Tuesday, November 3, 2009

Top Albums of the 2000s: 9-1

So, I guess I did this wrong...isn't this supposed to be 10-1? Well whatever, but here are the last 9...

9. dredg - El Cielo

A concept album about, of all things, sleep paralysis. Even the liner notes are filled with letters from sufferers of the ailment. Few albums flow as well as this one, with instrumentals that aren't superfluous and ebbs and flows as the album progresses that make for a complete work. The vocals soar over the music and although the band may have a slightly harder edge to them than the vocals would typically call for, the contrast works great and both balance each other out.

8. Animal Collective - Feels

Animal Collective always have a sense of freedom and inhibition to them, but perhaps never so much as on Feels. It's much more organic than their progressively electronic direction since this album, and it really emphasizes their primal, adventurous nature. These aren't songs so much as they are just pure celebrations of life.

7. Portishead - Third

Imagine the Silver Apples, except add a lot more depth of songwriting and a haunting female vocal. Yep, perfection is acheived. Who knew these trip-hop pioneers had an album like this in them. It's haunting, bleak, and downright scary at times ("Machine Gun"). I feel like this album would be best listened to in a dark basement with one hanging lightbulb in the middle of the room. Yeah, I know, very cool.

6. The Cure - Bloodflowers

Most people look at this album as a late comback, an afterthought, merely The Cure turning back to their sound of their early 80's sound. They couldn't be more wrong. This is pure melancholy pop bliss. Sublime acoustic guitars, great build-ups, and superb melodies make this a truly unique album in their catalogue. Some also think this is just an album of Robert feeling old turning 39 as it came out (even one of the songs is titled "39"). But I don't care, it's amazingly gorgeous and their most underrated album by far.

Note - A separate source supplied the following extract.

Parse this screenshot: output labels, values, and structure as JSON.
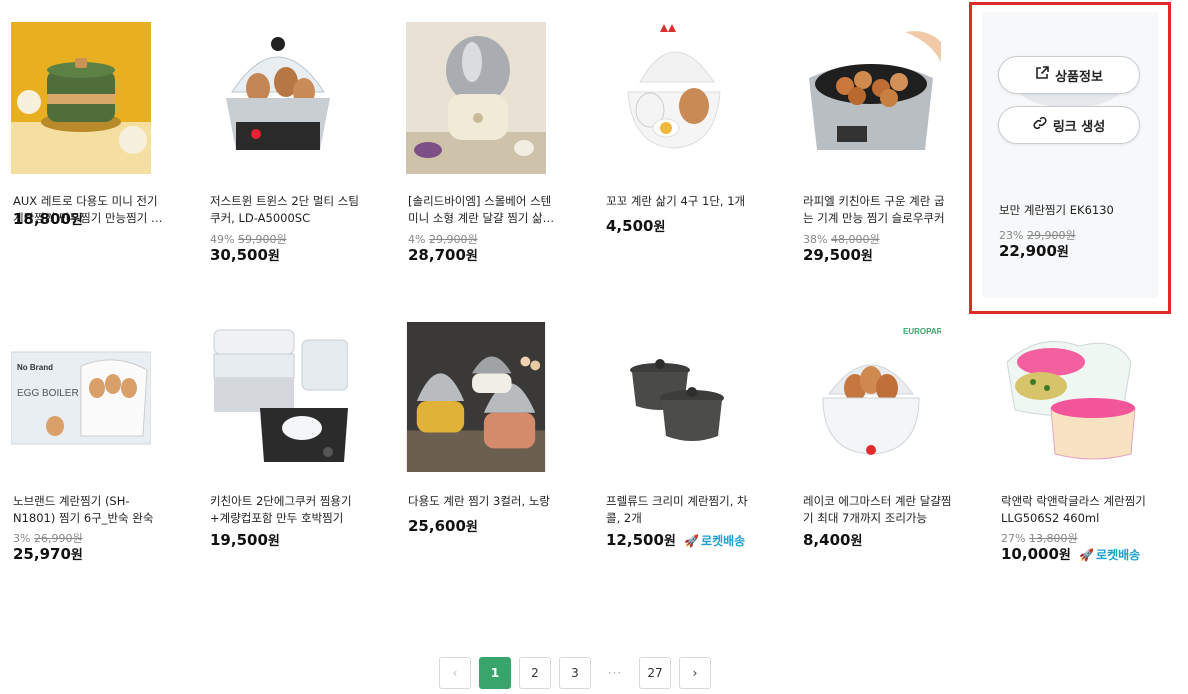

5. Interpol - Turn on the Bright Lights

In concept, this album really shouldn't be that amazing. But man, when I put this on, the mood is just one-of-a-kind. I wish I could explain how it works so well, but try as I might, it's difficult. Let's just say that the planets aligned and what really should've been just another ok post punk album turned out to be an absolute classic. There are hooks, but it's not a "catchy" album. There are dance-type beats, but it isn't something to dance to. Every song is top-notch and they manage to create amazing songs back to back without repeating themselves. It has the perfect late night, haunting busy city mood, if that makes any sense whatsoever.

4. Deerhoof - Apple O'

This album makes me smile just thinking about how much fun it is. It's like a reckless, cacophonous barrage of crazily pounded drums, thrashed guitars, and a Japanese girl singing on top of it all, sometimes coo-ing, and sometimes singing like a crazed maniacal child. Their technical ability puts it all together so it's not just a random assortment of untalented losers having fun with instruments and yelling at microphones. Just like Animal Collective gives me a sense of adventure and fun, this album gets me loose and just allows me to have a pure fun time.

3. Radiohead - Kid A

Don't you just love those moments you will always remember as changing your perspective on music and art altogether? This was that moment for me. I was getting into Radiohead probably just a year before this came out, and liked them enough that I was excited for the release of Kid A. I bought it the day it came out and with the opening notes of "Everything in its Right Place" I was...I guess the words would be "confused" and "intrigued." It was so incredibly out of left field from what they'd done before, let alone anything else I'd ever heard from anyone. But something about it kept me coming back, as fascinated as a little child is with moving lights. I still think it's an incredibly fascinating album to this very day.

2. Modest Mouse - The Moon & Antarctica

This is one of those truly perfect albums. If you haven't read my review of it in this blog, go back for my reasons as to why this is one of my top 10 albums of all time.

1. Sigur Ros - ( )

This one's probably a headscratcher for most people. #1? Really? Yes, really.

For an album with words in a language nobody understands, this conveys so much emotionally. The atmosphere is stunning - I'd say it's the aural equivalent to starting down at the Grand Canyon (which I have done) or up at Mt. Everest (which I can only imagine).

It's really heavy - heavy in the sense that there are moments where you feel the weight of silence and pace as if it's nearly tangible. Really, "Untitled 5" conveys the feeling of floating in space or teetering off of the edge of a steep cliff with it's insanely slow tempo and somber mood. But then there's the moment in "Untitled 3" where the piano line goes up an octive and it's just beautful and peaceful. But if the rest of the album is stark and bleak, the last two tracks are the avalanche that brings it all down to a climactic end. "Untitled 8" ends with such force and magnitude that, if you'll excuse my cheesy hyperbole, it's nearly breathtaking. Incredble album.